Student loan defaults should not be disclosed to credit reporting agencies until September 30, 2024, per the Department of Education’s request. Yet, handling several debts puts these borrowers at a higher risk of default.
With a 0% introductory balance transfer card, you can find relief from interest payments if you have credit card debt. Examine your credit card interest rates and annual fees to see if moving a balance could provide you some breathing room, according to Holtam.
With a balance transfer card, you can pay off your debt over time without having to pay interest on the outstanding balance. By doing this, you might be able to reduce your monthly payment and apply part of the money you save to your student loan repayment or savings objectives.

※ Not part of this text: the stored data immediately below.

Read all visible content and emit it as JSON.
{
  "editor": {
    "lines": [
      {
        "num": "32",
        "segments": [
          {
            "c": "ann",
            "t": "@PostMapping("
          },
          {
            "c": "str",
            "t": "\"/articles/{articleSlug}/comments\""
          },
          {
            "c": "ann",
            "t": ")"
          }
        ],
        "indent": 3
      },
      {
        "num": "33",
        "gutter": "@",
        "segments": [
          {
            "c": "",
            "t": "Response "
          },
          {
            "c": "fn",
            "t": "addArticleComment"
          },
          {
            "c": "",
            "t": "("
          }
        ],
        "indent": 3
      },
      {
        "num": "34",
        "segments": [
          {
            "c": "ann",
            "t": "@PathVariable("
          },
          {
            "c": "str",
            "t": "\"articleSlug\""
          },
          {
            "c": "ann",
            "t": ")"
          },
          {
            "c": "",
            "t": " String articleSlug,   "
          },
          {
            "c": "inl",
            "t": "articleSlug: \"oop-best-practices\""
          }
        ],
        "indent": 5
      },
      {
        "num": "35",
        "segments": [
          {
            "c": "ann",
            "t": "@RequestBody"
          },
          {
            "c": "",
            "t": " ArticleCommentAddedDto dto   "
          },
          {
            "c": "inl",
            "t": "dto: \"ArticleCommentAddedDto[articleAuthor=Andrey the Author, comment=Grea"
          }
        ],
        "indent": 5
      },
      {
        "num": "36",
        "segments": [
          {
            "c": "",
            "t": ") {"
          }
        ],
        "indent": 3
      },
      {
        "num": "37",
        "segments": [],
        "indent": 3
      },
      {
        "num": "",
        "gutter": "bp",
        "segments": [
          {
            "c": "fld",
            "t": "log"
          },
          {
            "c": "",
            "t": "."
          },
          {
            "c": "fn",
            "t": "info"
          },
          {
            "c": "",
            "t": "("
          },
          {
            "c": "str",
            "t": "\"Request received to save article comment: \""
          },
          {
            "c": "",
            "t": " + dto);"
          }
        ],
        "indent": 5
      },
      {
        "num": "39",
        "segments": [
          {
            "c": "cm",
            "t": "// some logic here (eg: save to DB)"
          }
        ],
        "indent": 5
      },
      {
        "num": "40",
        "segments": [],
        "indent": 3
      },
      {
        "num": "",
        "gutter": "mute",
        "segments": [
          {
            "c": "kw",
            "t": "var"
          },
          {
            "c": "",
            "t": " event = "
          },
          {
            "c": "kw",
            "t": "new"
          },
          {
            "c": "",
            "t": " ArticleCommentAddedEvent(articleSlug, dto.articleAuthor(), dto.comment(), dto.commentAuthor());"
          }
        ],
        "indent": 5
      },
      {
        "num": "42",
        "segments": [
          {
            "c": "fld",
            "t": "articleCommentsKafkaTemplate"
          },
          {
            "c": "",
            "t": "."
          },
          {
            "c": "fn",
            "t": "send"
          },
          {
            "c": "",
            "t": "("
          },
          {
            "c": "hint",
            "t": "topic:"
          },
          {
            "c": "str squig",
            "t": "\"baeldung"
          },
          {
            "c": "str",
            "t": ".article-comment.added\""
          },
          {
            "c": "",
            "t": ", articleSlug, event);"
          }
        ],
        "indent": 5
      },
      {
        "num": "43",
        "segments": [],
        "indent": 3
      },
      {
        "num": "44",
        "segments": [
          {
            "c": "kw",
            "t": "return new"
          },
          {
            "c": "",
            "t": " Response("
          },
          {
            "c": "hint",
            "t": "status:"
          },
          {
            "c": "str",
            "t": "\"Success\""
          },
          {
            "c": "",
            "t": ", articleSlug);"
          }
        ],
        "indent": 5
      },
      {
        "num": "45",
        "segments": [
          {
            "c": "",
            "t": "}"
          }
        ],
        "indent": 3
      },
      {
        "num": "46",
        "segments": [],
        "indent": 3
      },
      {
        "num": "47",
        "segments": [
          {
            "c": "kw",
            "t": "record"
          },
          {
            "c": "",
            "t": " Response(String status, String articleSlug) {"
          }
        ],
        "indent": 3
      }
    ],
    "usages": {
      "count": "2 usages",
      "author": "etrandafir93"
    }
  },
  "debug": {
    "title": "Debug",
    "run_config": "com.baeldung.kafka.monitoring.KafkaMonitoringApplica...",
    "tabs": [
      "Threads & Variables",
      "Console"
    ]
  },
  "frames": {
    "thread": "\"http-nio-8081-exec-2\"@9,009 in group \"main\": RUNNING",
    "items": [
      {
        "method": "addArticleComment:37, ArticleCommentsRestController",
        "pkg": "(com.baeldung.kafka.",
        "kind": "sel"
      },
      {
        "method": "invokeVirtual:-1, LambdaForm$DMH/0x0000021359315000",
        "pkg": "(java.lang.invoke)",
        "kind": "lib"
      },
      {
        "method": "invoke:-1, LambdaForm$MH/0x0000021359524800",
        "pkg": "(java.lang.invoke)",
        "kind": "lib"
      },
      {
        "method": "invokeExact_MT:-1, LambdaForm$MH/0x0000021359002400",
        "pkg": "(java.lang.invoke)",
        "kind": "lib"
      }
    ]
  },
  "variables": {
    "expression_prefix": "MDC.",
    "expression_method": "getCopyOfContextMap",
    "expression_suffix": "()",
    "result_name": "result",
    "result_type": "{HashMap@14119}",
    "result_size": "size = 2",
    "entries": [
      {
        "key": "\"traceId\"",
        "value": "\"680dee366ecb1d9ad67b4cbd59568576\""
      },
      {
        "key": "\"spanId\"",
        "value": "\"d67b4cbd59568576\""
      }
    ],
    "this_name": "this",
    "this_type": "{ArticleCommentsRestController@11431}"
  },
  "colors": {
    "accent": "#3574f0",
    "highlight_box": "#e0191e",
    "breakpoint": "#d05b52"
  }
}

But be careful when using a balance transfer deal; if you can’t pay off your debt before the intro period expires, interest will start to rise at the standard APR.
You might think about a debt consolidation loan instead of a balance transfer offer since the latter may have less stringent credit standards. Be sure to carefully consider the prices and conditions before choosing any consolidation option.
Even though it’s more difficult than it sounds to save money and pay off debt at the same time, it is feasible. It’s important to strike the appropriate balance so that your savings don’t come at the expense of your debt or vice versa. A high-yield savings account can help you grow your money a little faster if you can easily pay off your student loans and save some money each month.
Focus on finding ways to lower your monthly student loan payment by looking at IDR plans or getting in touch with your loan servicer if you are unable to save money and pay off your debt. When you have more room in your budget, you may then turn more of your attention to saving objectives.